Before his own career change where he ended up in recruiting, it was Nissan that first brought McKay to this country for short stints during the bubble era to learn about new vehicle model production. As the first graduate hired by the automobile manufacturer in the United Kingdom and the youngest engineer to be promoted to a managerial role, McKay was internally recognized as a record breaker and admits to once harboring ambitions to become the company CEO. “But I jumped ship right before the Renault deal,” he said, smiling.
Noting that RGF is one of the few recruitment companies that bases its teams on industry and not job function — “We still have an industrial team, a health care team, the technology team and a financial services team. There are some ups and downs, but I still believe that’s the best way to connect with our clients,” McKay said. He also acknowledges his firm’s speed and flexibility as a smaller organization, alongside the security and credibility it has working under the umbrella of Japan’s largest recruiting organization, Recruit Holdings.
“We have that structure. We have a very clear brand matrix that we work all through Asia, what we deliver, which market, what we don’t deliver and what is provided by our sister companies. We have the stability of a Recruit Holdings company. We have a great training and development program for all of our consultants and we have a fantastic reward system,” he said.
McKay still has a soft spot for manufacturing, but firmly believes that with the right attitude, success in making a significant career change is definitely possible.
“Tokyo is just one of those places where I’ve come to accept that you literally can do anything you want.
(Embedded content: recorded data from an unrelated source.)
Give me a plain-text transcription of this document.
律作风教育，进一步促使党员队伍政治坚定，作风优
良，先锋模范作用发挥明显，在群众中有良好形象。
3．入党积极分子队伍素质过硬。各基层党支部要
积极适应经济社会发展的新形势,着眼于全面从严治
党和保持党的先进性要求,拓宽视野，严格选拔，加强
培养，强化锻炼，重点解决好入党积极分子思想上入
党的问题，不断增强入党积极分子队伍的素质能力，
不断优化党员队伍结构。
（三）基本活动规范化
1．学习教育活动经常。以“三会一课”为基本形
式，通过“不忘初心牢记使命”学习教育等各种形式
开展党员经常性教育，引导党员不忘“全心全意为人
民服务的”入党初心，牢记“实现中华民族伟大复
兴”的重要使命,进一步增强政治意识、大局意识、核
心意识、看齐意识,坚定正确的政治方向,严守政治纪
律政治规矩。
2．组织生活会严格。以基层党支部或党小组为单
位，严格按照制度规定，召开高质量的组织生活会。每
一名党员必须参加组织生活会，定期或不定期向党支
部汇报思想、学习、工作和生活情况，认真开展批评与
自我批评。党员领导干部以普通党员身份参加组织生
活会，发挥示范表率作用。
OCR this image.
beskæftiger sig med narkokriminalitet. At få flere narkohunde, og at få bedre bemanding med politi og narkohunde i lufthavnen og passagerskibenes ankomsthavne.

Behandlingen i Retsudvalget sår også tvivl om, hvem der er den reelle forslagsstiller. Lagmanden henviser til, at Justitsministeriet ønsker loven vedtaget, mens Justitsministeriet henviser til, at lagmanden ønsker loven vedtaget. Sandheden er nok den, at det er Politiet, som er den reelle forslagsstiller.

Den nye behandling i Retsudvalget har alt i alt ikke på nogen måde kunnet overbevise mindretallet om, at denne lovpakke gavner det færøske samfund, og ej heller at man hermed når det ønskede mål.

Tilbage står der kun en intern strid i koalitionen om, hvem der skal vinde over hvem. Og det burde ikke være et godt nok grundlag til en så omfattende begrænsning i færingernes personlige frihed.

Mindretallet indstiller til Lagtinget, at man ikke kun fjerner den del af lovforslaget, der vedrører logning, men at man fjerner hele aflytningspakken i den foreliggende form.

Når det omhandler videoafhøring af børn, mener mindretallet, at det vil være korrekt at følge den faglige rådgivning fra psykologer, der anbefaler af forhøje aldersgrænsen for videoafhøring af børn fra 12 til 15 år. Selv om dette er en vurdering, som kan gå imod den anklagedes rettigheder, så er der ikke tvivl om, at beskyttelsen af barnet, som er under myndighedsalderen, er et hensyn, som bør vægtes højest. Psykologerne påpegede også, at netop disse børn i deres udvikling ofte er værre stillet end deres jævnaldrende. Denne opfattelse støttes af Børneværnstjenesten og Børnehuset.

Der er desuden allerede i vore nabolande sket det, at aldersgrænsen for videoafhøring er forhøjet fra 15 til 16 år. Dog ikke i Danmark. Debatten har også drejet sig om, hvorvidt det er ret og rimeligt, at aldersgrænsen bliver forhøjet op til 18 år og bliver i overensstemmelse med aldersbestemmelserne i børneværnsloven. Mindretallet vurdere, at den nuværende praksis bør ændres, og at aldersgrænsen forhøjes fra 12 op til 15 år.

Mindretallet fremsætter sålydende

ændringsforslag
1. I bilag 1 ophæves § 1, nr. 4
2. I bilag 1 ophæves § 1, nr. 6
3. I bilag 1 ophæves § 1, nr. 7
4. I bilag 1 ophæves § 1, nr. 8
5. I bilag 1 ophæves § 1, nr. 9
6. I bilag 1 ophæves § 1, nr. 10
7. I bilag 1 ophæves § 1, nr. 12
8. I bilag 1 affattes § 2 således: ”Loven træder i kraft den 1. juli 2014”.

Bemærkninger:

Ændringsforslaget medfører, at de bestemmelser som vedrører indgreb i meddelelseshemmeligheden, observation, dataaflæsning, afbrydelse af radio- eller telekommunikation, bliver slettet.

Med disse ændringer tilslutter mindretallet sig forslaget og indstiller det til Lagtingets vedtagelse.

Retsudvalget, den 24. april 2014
You can find anything new. I’ve never yet tried to find something and not found it in Japan. There’s a subculture that’s provided for whatever it is that you’re looking for, materially or experience-wise. In terms of life experience and capability and opportunity, it’s totally diverse.”
A leap from engineer to recruitment leader
Struan McKay serves as CEO of RGF Executive Search Japan, where he is responsible for the firm’s day-to-day operations. He joined the company in 2006, and soon established the Industrial & Manufacturing Division. He has since held multiple leadership roles, including head of the technology, consumer and operations teams, as well as chief operating officer. McKay has been involved in executive search in Tokyo since 2003, successfully executing positions in market entry and startup projects for foreign capital clients, along with C-level placements for small to medium-sized firms looking to strategically reinforce or upgrade their management teams. Prior to moving to Japan, his background included production, engineering, and factory management roles, with over 16 years of experience at Nissan, Mars, Nestle and SCA Hygiene Products in the U.K. Originally from Scotland, McKay has an engineering degree from the University of Strathclyde and an MBA from Durham University Business School. In his spare time he enjoys riding Italian motorcycles, reading good books and walking his dog.
The Big Questions is a Monday interview series showcasing prominent figures who have a strong connection to Japan.